Duquin, the author of several books about grieving, taught the breathing prayer to those who attended her workshop, “What To Do When Bad Things Happen,” at the National Catholic Educational Association convention April 19.
The workshop was part of the National Association of Parish Catechetical Directors Convocation of the NCEA convention.
Duquin encouraged workshop participants to stand and perform the breathing prayer.
“Take a deep breath in, and breathe in God’s love,” she instructed. “Now breathe out all your tension. Take another breath in, breathing in God’s love and now breathing out all your fear … sadness … anger and frustration.”
The workshop was full of both parish religious educators and Catholic school staff members, who were anxious to know more about how to help those who are dealing with loss, be it from death, divorce or job loss.
Duquin spoke of the “four tasks of grieving” through which all facing a loss must go.
First is accepting reality, she said.
This is when they question what happened, she said.
“During this stage, people need to tell their story, and they need to tell it over and over and over again. That’s the way they come to accept what has happened to them,” she said. “They tell the story because they have to get it from the inside to the outside (of themselves).”
The second task, she said, is experiencing pain.
“There is no timetable for these stages,” she said. “When dealing with a grieving person, you have to remember that you are not going to be able to take away the pain, and that the pain is part of it. They have to go through it.”
The pain may manifest itself in physical and mental symptoms, Duquin said, and she said that those grieving may not experience those symptoms until four or nine months after a loss.
“But people might not attribute it to their loss, because it happened a few months ago,” she said.
The third task is adjusting to life after loss.
“This is when they ask ‘who am I now?’” she said.
Finally, the fourth task is finding new meaning in life.

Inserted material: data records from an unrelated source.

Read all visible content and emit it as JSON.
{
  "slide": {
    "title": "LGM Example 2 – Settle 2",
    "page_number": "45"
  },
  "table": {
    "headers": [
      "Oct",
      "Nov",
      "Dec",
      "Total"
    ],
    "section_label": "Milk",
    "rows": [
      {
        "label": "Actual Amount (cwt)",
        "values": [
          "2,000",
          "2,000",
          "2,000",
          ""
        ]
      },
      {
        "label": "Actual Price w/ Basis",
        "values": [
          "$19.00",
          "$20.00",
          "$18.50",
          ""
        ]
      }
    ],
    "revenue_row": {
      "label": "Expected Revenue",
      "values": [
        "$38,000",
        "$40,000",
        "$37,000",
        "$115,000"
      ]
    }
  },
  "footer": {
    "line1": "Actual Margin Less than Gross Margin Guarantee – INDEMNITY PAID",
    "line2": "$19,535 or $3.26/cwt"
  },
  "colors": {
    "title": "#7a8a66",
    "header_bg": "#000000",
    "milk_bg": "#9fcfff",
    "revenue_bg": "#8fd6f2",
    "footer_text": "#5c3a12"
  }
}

“This is their Easter Sunday. They went through the agony in the garden, the crucifixion and Holy Saturday. This is a time of emotional and spiritual transformation,” Duquin said, a time when something bad is “turned into something good.”
Duquin, who herself is a breast cancer survivor, remembers the wisdom a priest told her. He told her she was like a crushed grape.

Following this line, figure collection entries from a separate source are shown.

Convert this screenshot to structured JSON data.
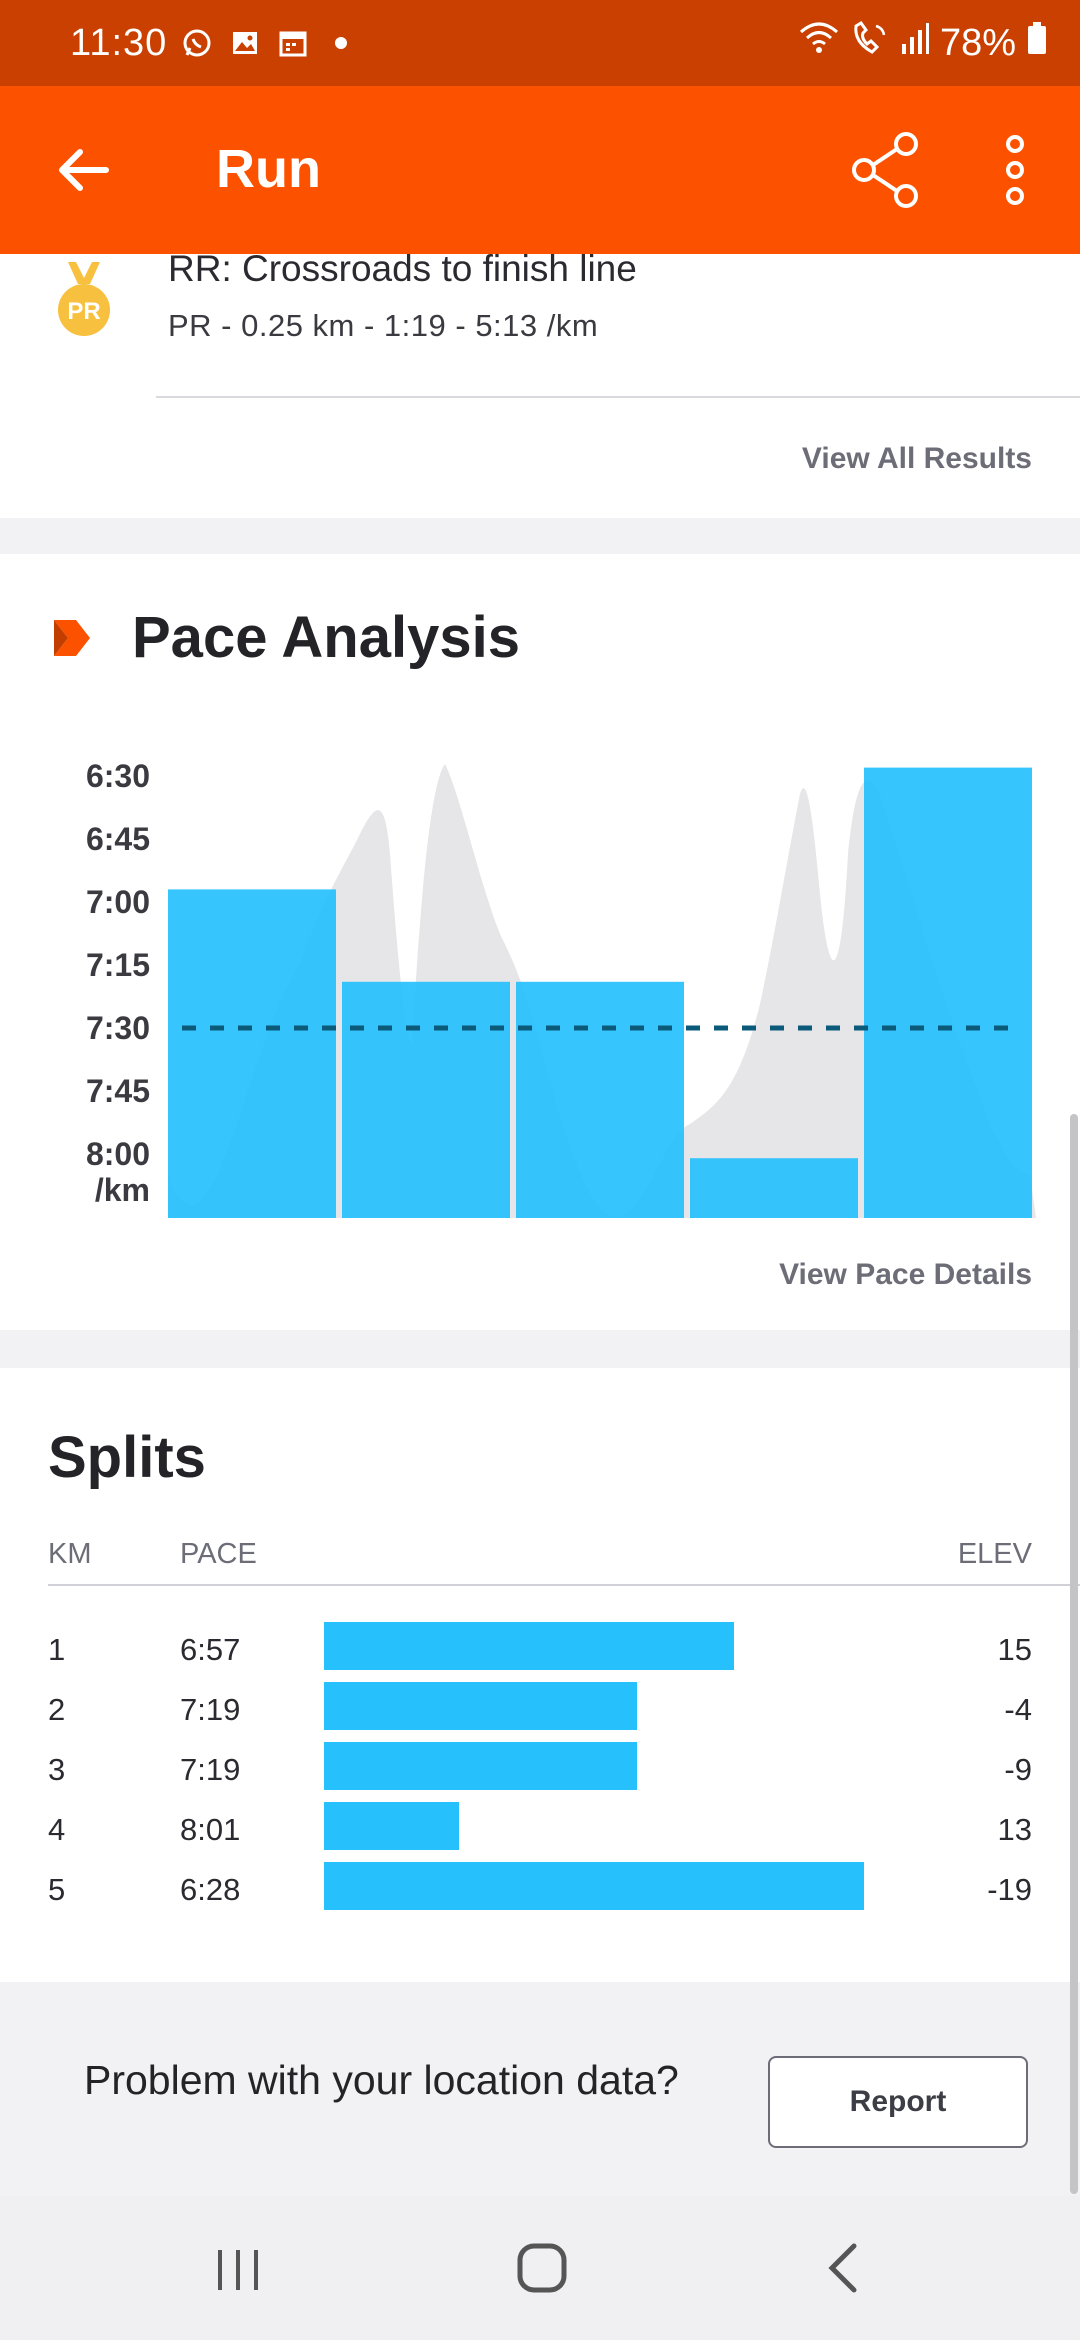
{
  "status_bar": {
    "time": "11:30",
    "battery": "78%",
    "left_icons": [
      "whatsapp-icon",
      "gallery-icon",
      "calendar-icon",
      "dot-icon"
    ],
    "right_icons": [
      "wifi-icon",
      "wifi-call-icon",
      "signal-icon",
      "battery-icon"
    ]
  },
  "app_bar": {
    "title": "Run",
    "color": "#fc5200",
    "icons": [
      "back-arrow-icon",
      "share-icon",
      "more-vert-icon"
    ]
  },
  "pr_result": {
    "badge": "PR",
    "title": "RR: Crossroads to finish line",
    "subtitle": "PR - 0.25 km - 1:19 - 5:13 /km",
    "view_all_label": "View All Results"
  },
  "pace_analysis": {
    "title": "Pace Analysis",
    "view_details_label": "View Pace Details"
  },
  "chart_data": {
    "type": "bar",
    "title": "Pace Analysis",
    "y_axis_unit": "/km",
    "y_ticks": [
      "6:30",
      "6:45",
      "7:00",
      "7:15",
      "7:30",
      "7:45",
      "8:00"
    ],
    "ylim": [
      "8:00",
      "6:30"
    ],
    "y_reversed": true,
    "categories": [
      "1",
      "2",
      "3",
      "4",
      "5"
    ],
    "values": [
      "6:57",
      "7:19",
      "7:19",
      "8:01",
      "6:28"
    ],
    "values_seconds": [
      417,
      439,
      439,
      481,
      388
    ],
    "average_line": "7:30",
    "average_line_seconds": 450,
    "bar_color": "#26c0fd",
    "average_line_color": "#0b5a7a",
    "elevation_profile_color": "#e6e6e8",
    "grid": false
  },
  "splits": {
    "title": "Splits",
    "headers": {
      "km": "KM",
      "pace": "PACE",
      "elev": "ELEV"
    },
    "rows": [
      {
        "km": "1",
        "pace": "6:57",
        "elev": "15",
        "bar_fraction": 0.76
      },
      {
        "km": "2",
        "pace": "7:19",
        "elev": "-4",
        "bar_fraction": 0.58
      },
      {
        "km": "3",
        "pace": "7:19",
        "elev": "-9",
        "bar_fraction": 0.58
      },
      {
        "km": "4",
        "pace": "8:01",
        "elev": "13",
        "bar_fraction": 0.25
      },
      {
        "km": "5",
        "pace": "6:28",
        "elev": "-19",
        "bar_fraction": 1.0
      }
    ]
  },
  "location_problem": {
    "text": "Problem with your location data?",
    "report_label": "Report"
  },
  "nav_bar": {
    "icons": [
      "recent-apps-icon",
      "home-icon",
      "nav-back-icon"
    ]
  }
}
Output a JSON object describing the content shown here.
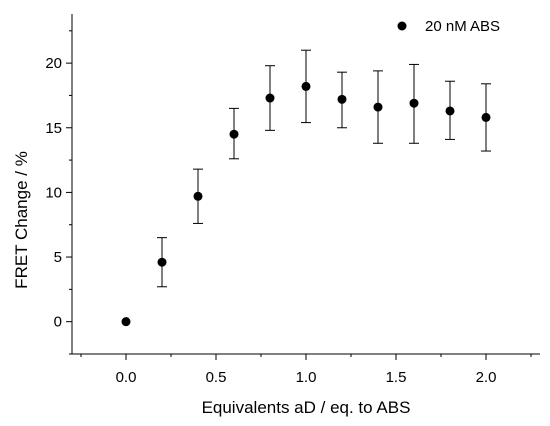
{
  "chart_data": {
    "type": "scatter",
    "xlabel": "Equivalents aD / eq. to ABS",
    "ylabel": "FRET Change / %",
    "xlim": [
      -0.3,
      2.3
    ],
    "ylim": [
      -2.5,
      23.8
    ],
    "xticks": [
      0.0,
      0.5,
      1.0,
      1.5,
      2.0
    ],
    "xtick_labels": [
      "0.0",
      "0.5",
      "1.0",
      "1.5",
      "2.0"
    ],
    "yticks": [
      0,
      5,
      10,
      15,
      20
    ],
    "ytick_labels": [
      "0",
      "5",
      "10",
      "15",
      "20"
    ],
    "grid": false,
    "legend_position": "top-right",
    "series": [
      {
        "name": "20 nM ABS",
        "color": "#000000",
        "marker": "circle",
        "x": [
          0.0,
          0.2,
          0.4,
          0.6,
          0.8,
          1.0,
          1.2,
          1.4,
          1.6,
          1.8,
          2.0
        ],
        "y": [
          0.0,
          4.6,
          9.7,
          14.5,
          17.3,
          18.2,
          17.2,
          16.6,
          16.9,
          16.3,
          15.8
        ],
        "y_low": [
          null,
          2.7,
          7.6,
          12.6,
          14.8,
          15.4,
          15.0,
          13.8,
          13.8,
          14.1,
          13.2
        ],
        "y_high": [
          null,
          6.5,
          11.8,
          16.5,
          19.8,
          21.0,
          19.3,
          19.4,
          19.9,
          18.6,
          18.4
        ]
      }
    ]
  }
}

“Are you going to be wine, or are you going to be vinegar? Will you come out of this bitter or better?” she said. “As Catholic leaders we can help people come out of this in a positive way.”

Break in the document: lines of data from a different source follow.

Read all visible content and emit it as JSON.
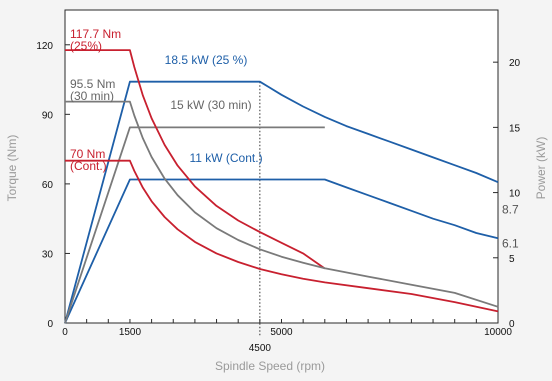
{
  "chart_data": {
    "type": "line",
    "title": "",
    "xlabel": "Spindle Speed (rpm)",
    "ylabel_left": "Torque (Nm)",
    "ylabel_right": "Power (kW)",
    "xlim": [
      0,
      10000
    ],
    "ylim_left": [
      0,
      135
    ],
    "ylim_right": [
      0,
      24
    ],
    "grid": false,
    "x_ticks": [
      0,
      1500,
      5000,
      10000
    ],
    "x_tick_labels": [
      "0",
      "1500",
      "5000",
      "10000"
    ],
    "x_marker": {
      "value": 4500,
      "label": "4500"
    },
    "y_left_ticks": [
      0,
      30,
      60,
      90,
      120
    ],
    "y_left_tick_labels": [
      "0",
      "30",
      "60",
      "90",
      "120"
    ],
    "y_right_ticks": [
      0,
      5,
      10,
      15,
      20
    ],
    "y_right_tick_labels": [
      "0",
      "5",
      "10",
      "15",
      "20"
    ],
    "y_right_extra_labels": [
      {
        "value": 8.7,
        "label": "8.7",
        "color": "#555555"
      },
      {
        "value": 6.1,
        "label": "6.1",
        "color": "#555555"
      }
    ],
    "colors": {
      "torque": "#c8202f",
      "power": "#1e5fa8",
      "thirty_min": "#7a7a7a"
    },
    "series": [
      {
        "axis": "right",
        "color": "#1e5fa8",
        "x": [
          0,
          1500,
          4500,
          4700,
          5000,
          5500,
          6000,
          6500,
          7000,
          7500,
          8000,
          8500,
          9000,
          9500,
          10000
        ],
        "y": [
          0,
          18.5,
          18.5,
          18.1,
          17.5,
          16.6,
          15.8,
          15.1,
          14.5,
          13.9,
          13.3,
          12.7,
          12.1,
          11.5,
          10.8
        ]
      },
      {
        "axis": "right",
        "color": "#1e5fa8",
        "x": [
          0,
          1500,
          6000,
          6500,
          7000,
          7500,
          8000,
          8500,
          9000,
          9500,
          10000
        ],
        "y": [
          0,
          11,
          11,
          10.4,
          9.8,
          9.2,
          8.6,
          8.0,
          7.5,
          6.9,
          6.5
        ]
      },
      {
        "axis": "right",
        "color": "#7a7a7a",
        "x": [
          0,
          1500,
          6000
        ],
        "y": [
          0,
          15,
          15
        ]
      },
      {
        "axis": "left",
        "color": "#c8202f",
        "x": [
          0,
          1500,
          1600,
          1800,
          2000,
          2300,
          2600,
          3000,
          3500,
          4000,
          4500,
          5000,
          5500,
          6000
        ],
        "y": [
          117.7,
          117.7,
          110.4,
          98.1,
          88.3,
          76.8,
          67.9,
          58.9,
          50.5,
          44.2,
          39.2,
          34.6,
          30.0,
          23.5
        ]
      },
      {
        "axis": "left",
        "color": "#7a7a7a",
        "x": [
          0,
          1500,
          1600,
          1800,
          2000,
          2300,
          2600,
          3000,
          3500,
          4000,
          4500,
          5000,
          5500,
          6000,
          7000,
          8000,
          9000,
          10000
        ],
        "y": [
          95.5,
          95.5,
          89.5,
          79.6,
          71.6,
          62.3,
          55.1,
          47.7,
          40.9,
          35.8,
          31.8,
          28.6,
          26.0,
          23.6,
          20.0,
          16.5,
          13.0,
          7.0
        ]
      },
      {
        "axis": "left",
        "color": "#c8202f",
        "x": [
          0,
          1500,
          1600,
          1800,
          2000,
          2300,
          2600,
          3000,
          3500,
          4000,
          4500,
          5000,
          5500,
          6000,
          7000,
          8000,
          9000,
          10000
        ],
        "y": [
          70,
          70,
          65.6,
          58.3,
          52.5,
          45.7,
          40.4,
          35.0,
          30.0,
          26.3,
          23.3,
          21.0,
          19.1,
          17.5,
          15.0,
          12.5,
          9.0,
          5.0
        ]
      }
    ],
    "annotations": [
      {
        "lines": [
          "117.7 Nm",
          "(25%)"
        ],
        "color": "#c8202f"
      },
      {
        "lines": [
          "18.5 kW (25 %)"
        ],
        "color": "#1e5fa8"
      },
      {
        "lines": [
          "95.5 Nm",
          "(30 min)"
        ],
        "color": "#666666"
      },
      {
        "lines": [
          "15 kW (30 min)"
        ],
        "color": "#666666"
      },
      {
        "lines": [
          "70 Nm",
          "(Cont.)"
        ],
        "color": "#c8202f"
      },
      {
        "lines": [
          "11 kW (Cont.)"
        ],
        "color": "#1e5fa8"
      }
    ]
  }
}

Children need to grieve in their own unique way, Duquin said. She included ways to help grieving children, such as creating a sense of security, assuring them that the loss is not their fault, encouraging them to express what they feel and answering questions honestly.
“If you don’t know the answer to a question, tell them ‘I don’t know.’ It’s important to answer them truthfully,” she said.
For those who work in religious education programs or in schools, Duquin encouraged them to have a plan for “what to do before something bad happens.”
The plan should be accessible, kept in a drawer so it can be pulled out as soon as it’s needed. There should be a list with people to contact, counselors and priests, and a supply of printed materials on grieving.
“Everyone should be prepared. Maybe you could think of doing some sort of in-service for your teachers or catechists,” she said, adding that people who have suffered a significant loss in their lives are often people who can help the most. “Draw transformed people onto your crisis teams.”
Most importantly, Duquin said, it is important to “keep your spiritual batteries charged.”
“Take time for meditation and quiet reflection,” she said. “Whatever you need to do to charge those batteries. Don’t think of yourself as a teacher or a catechist, but as an instrument of God’s love.”
Virginia Sanford, a first-grade teacher at St. Thomas the Apostle School in Phoenix, fought back tears when talking about the workshop.
“We’ve had a couple of different kids who have lost somebody, and I wanted to have a better idea of what to do for them,” she said, adding that she has also faced loss in her life. “I’ve been to 15 funerals in the past (few) years. I loved the breathing prayer. It gives me a sense of remembering that my faith has always gotten me through and the reassurance that it always will.”